Re: [Question] arch-independent way to differentiate between userandkernel

From: Steven Rostedt
Date: Wed Aug 03 2005 - 06:49:00 EST


On Wed, 2005-08-03 at 06:56 -0400, linux-os (Dick Johnson) wrote:
> On Wed, 3 Aug 2005, Steven Rostedt wrote:
> The interrupt handler gets a pointer to a structure called "struct pt_regs".
> That contains, amongst other things, the registers pushed onto the stack
> during the interrupt. If the segments were kernel segments, the interrupt
> occurred while in kernel mode. But..... If you have any code that
> needs to know, it's horribly and irreparably broken beyond all
> repair. Interrupts need to be handled NOW, without regard to what
> got interrupted.
>

By the time you get to __do_IRQ there's already more stuff on the stack.
And the pt_regs is arch specific so this doesn't help.

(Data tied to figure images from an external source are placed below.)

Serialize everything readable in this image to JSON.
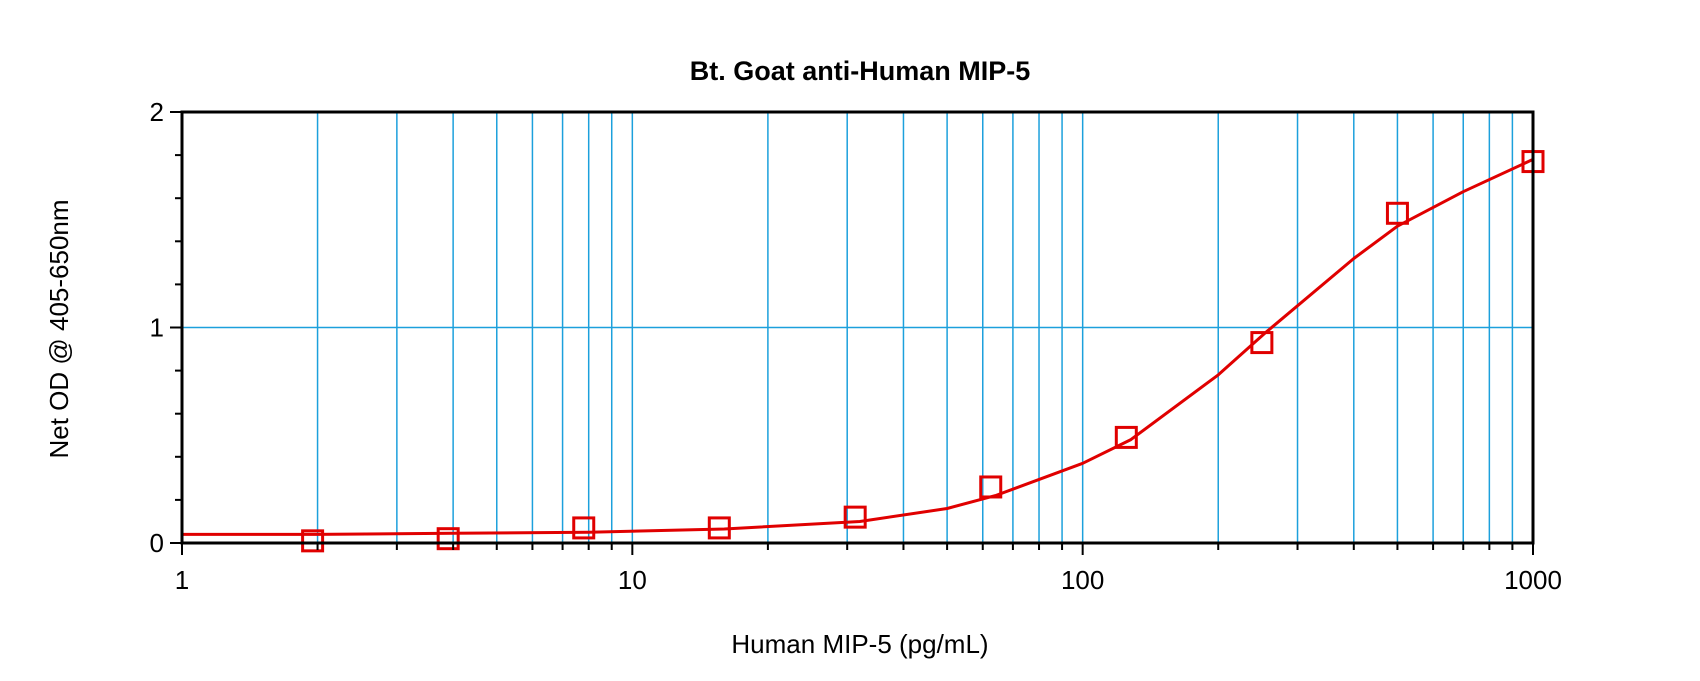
{
  "chart_data": {
    "type": "scatter",
    "title": "Bt. Goat anti-Human MIP-5",
    "xlabel": "Human MIP-5 (pg/mL)",
    "ylabel": "Net OD @ 405-650nm",
    "x_scale": "log",
    "xlim": [
      1,
      1000
    ],
    "ylim": [
      0,
      2
    ],
    "x_ticks": [
      "1",
      "10",
      "100",
      "1000"
    ],
    "y_ticks": [
      "0",
      "1",
      "2"
    ],
    "grid": true,
    "legend": "none",
    "series": [
      {
        "values_x": [
          1.95,
          3.9,
          7.8,
          15.6,
          31.25,
          62.5,
          125,
          250,
          500,
          1000
        ],
        "values_y": [
          0.01,
          0.02,
          0.07,
          0.07,
          0.12,
          0.26,
          0.49,
          0.93,
          1.53,
          1.77
        ]
      }
    ],
    "fit_curve": {
      "type": "4PL",
      "x": [
        1,
        2,
        4,
        8,
        16,
        32,
        50,
        64,
        100,
        128,
        200,
        256,
        400,
        500,
        700,
        1000
      ],
      "y": [
        0.04,
        0.04,
        0.045,
        0.05,
        0.065,
        0.1,
        0.16,
        0.22,
        0.37,
        0.48,
        0.78,
        0.98,
        1.32,
        1.47,
        1.63,
        1.78
      ]
    },
    "colors": {
      "grid": "#1ca0dc",
      "data": "#e00000",
      "axis": "#000000"
    }
  }
}
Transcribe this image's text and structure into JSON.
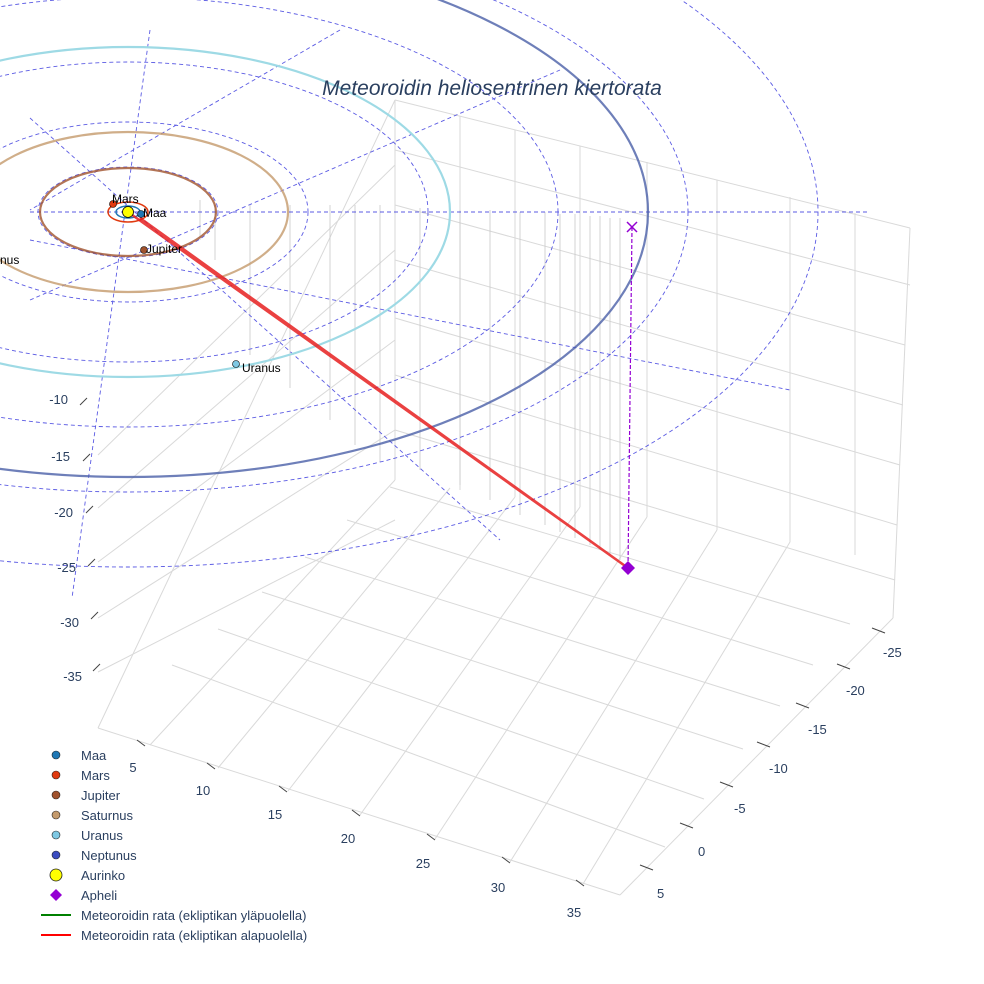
{
  "chart_data": {
    "type": "scatter3d",
    "title": "Meteoroidin heliosentrinen kiertorata",
    "axes": {
      "x_ticks": [
        5,
        10,
        15,
        20,
        25,
        30,
        35
      ],
      "y_ticks": [
        -25,
        -20,
        -15,
        -10,
        -5,
        0,
        5
      ],
      "z_ticks": [
        -10,
        -15,
        -20,
        -25,
        -30,
        -35
      ]
    },
    "planets": [
      {
        "name": "Maa",
        "label": "Maa",
        "color": "#1f77b4"
      },
      {
        "name": "Mars",
        "label": "Mars",
        "color": "#d62728"
      },
      {
        "name": "Jupiter",
        "label": "Jupiter",
        "color": "#8c564b"
      },
      {
        "name": "Saturnus",
        "label": "nus",
        "color": "#c49c94"
      },
      {
        "name": "Uranus",
        "label": "Uranus",
        "color": "#9edae5"
      },
      {
        "name": "Neptunus",
        "label": "",
        "color": "#3949ab"
      }
    ],
    "sun": {
      "name": "Aurinko",
      "color": "#ffff00"
    },
    "aphelion": {
      "name": "Apheli",
      "color": "#9400d3"
    },
    "trajectory": [
      {
        "name": "Meteoroidin rata (ekliptikan yläpuolella)",
        "color": "#008000"
      },
      {
        "name": "Meteoroidin rata (ekliptikan alapuolella)",
        "color": "#ff0000"
      }
    ],
    "legend": [
      {
        "label": "Maa",
        "symbol": "circle",
        "color": "#1f77b4"
      },
      {
        "label": "Mars",
        "symbol": "circle",
        "color": "#e03a10"
      },
      {
        "label": "Jupiter",
        "symbol": "circle",
        "color": "#a0522d"
      },
      {
        "label": "Saturnus",
        "symbol": "circle",
        "color": "#c49a6c"
      },
      {
        "label": "Uranus",
        "symbol": "circle",
        "color": "#7ec8e3"
      },
      {
        "label": "Neptunus",
        "symbol": "circle",
        "color": "#3b4cc0"
      },
      {
        "label": "Aurinko",
        "symbol": "bigcircle",
        "color": "#ffff00"
      },
      {
        "label": "Apheli",
        "symbol": "diamond",
        "color": "#9400d3"
      },
      {
        "label": "Meteoroidin rata (ekliptikan yläpuolella)",
        "symbol": "line",
        "color": "#008000"
      },
      {
        "label": "Meteoroidin rata (ekliptikan alapuolella)",
        "symbol": "line",
        "color": "#ff0000"
      }
    ]
  }
}
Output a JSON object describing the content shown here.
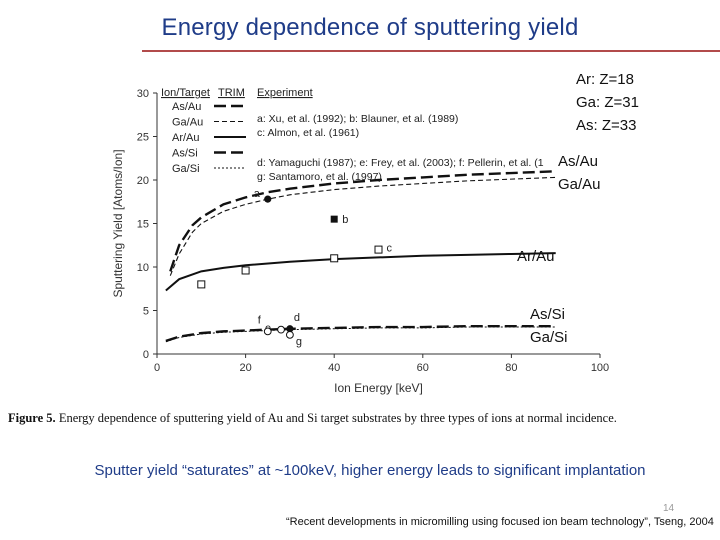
{
  "slide": {
    "title": "Energy dependence of sputtering yield",
    "labels_right": {
      "ions": "Ar: Z=18\nGa: Z=31\nAs: Z=33",
      "as_ga_au": "As/Au\nGa/Au",
      "ar_au": "Ar/Au",
      "as_ga_si": "As/Si\nGa/Si"
    },
    "caption_bold": "Figure 5.",
    "caption_text": " Energy dependence of sputtering yield of Au and Si target substrates by three types of ions at normal incidence.",
    "note": "Sputter yield “saturates” at ~100keV, higher energy leads to significant implantation",
    "reference": "“Recent developments in micromilling using focused ion beam technology”, Tseng, 2004",
    "page_number": "14"
  },
  "chart_data": {
    "type": "line",
    "xlabel": "Ion Energy [keV]",
    "ylabel": "Sputtering Yield [Atoms/Ion]",
    "xlim": [
      0,
      100
    ],
    "ylim": [
      0,
      30
    ],
    "xticks": [
      0,
      20,
      40,
      60,
      80,
      100
    ],
    "yticks": [
      0,
      5,
      10,
      15,
      20,
      25,
      30
    ],
    "legend_headers": [
      "Ion/Target",
      "TRIM",
      "Experiment"
    ],
    "series": [
      {
        "name": "As/Au",
        "style": "long-dash",
        "x": [
          3,
          5,
          8,
          10,
          15,
          20,
          25,
          30,
          40,
          50,
          60,
          70,
          80,
          90
        ],
        "y": [
          9.5,
          12.5,
          14.8,
          15.7,
          17.2,
          18,
          18.6,
          19,
          19.6,
          20,
          20.3,
          20.6,
          20.8,
          21.0
        ]
      },
      {
        "name": "Ga/Au",
        "style": "short-dash",
        "x": [
          3,
          5,
          8,
          10,
          15,
          20,
          25,
          30,
          40,
          50,
          60,
          70,
          80,
          90
        ],
        "y": [
          9.0,
          11.5,
          14.0,
          15.0,
          16.4,
          17.2,
          17.8,
          18.3,
          18.9,
          19.3,
          19.6,
          19.9,
          20.1,
          20.3
        ]
      },
      {
        "name": "Ar/Au",
        "style": "solid",
        "x": [
          2,
          5,
          10,
          15,
          20,
          30,
          40,
          50,
          60,
          70,
          80,
          90
        ],
        "y": [
          7.3,
          8.6,
          9.5,
          9.9,
          10.2,
          10.6,
          10.9,
          11.1,
          11.3,
          11.4,
          11.5,
          11.6
        ]
      },
      {
        "name": "As/Si",
        "style": "long-dash",
        "x": [
          2,
          5,
          10,
          15,
          20,
          30,
          40,
          50,
          60,
          70,
          80,
          90
        ],
        "y": [
          1.5,
          2.0,
          2.4,
          2.6,
          2.7,
          2.9,
          3.0,
          3.1,
          3.1,
          3.2,
          3.2,
          3.2
        ]
      },
      {
        "name": "Ga/Si",
        "style": "dotted",
        "x": [
          2,
          5,
          10,
          15,
          20,
          30,
          40,
          50,
          60,
          70,
          80,
          90
        ],
        "y": [
          1.4,
          1.9,
          2.3,
          2.5,
          2.6,
          2.8,
          2.9,
          3.0,
          3.0,
          3.1,
          3.1,
          3.1
        ]
      }
    ],
    "experiments": [
      {
        "label": "a: Xu, et al. (1992); b: Blauner, et al. (1989)"
      },
      {
        "label": "c: Almon, et al. (1961)"
      },
      {
        "label": "d: Yamaguchi (1987); e: Frey, et al. (2003); f: Pellerin, et al. (1"
      },
      {
        "label": "g: Santamoro, et al. (1997)"
      }
    ],
    "points": [
      {
        "label": "a",
        "x": 25,
        "y": 17.8,
        "marker": "filled-circle"
      },
      {
        "label": "b",
        "x": 40,
        "y": 15.5,
        "marker": "filled-square"
      },
      {
        "label": "c",
        "x": 50,
        "y": 12.0,
        "marker": "open-square"
      },
      {
        "label": "",
        "x": 40,
        "y": 11.0,
        "marker": "open-square"
      },
      {
        "label": "",
        "x": 20,
        "y": 9.6,
        "marker": "open-square"
      },
      {
        "label": "",
        "x": 10,
        "y": 8.0,
        "marker": "open-square"
      },
      {
        "label": "d",
        "x": 30,
        "y": 2.9,
        "marker": "filled-circle"
      },
      {
        "label": "e",
        "x": 28,
        "y": 2.8,
        "marker": "open-circle"
      },
      {
        "label": "f",
        "x": 25,
        "y": 2.6,
        "marker": "open-circle"
      },
      {
        "label": "g",
        "x": 30,
        "y": 2.2,
        "marker": "open-circle"
      }
    ]
  }
}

This is for debugging, so please don't jump to conclusions that what I'm
doing is broken. I'm writing code to look for soft deadlocks on a fully
preemptible kernel (Ingo's RT). For example, there's a nasty location
in kjournald that goes into a busy loop waiting for a lock to be
released. In the mainline kernel this is OK since the holding of these
locks turn off preemption. But Ingo's kernel does not turn off
preemption here, and if the kjournald is an RT task, it will prevent all
tasks lower in priority than itself from running. I'm writing code to
detect this.

Take a look at the
"[patch] Real-Time Preemption, -RT-2.6.13-rc4-V0.7.52-01" thread.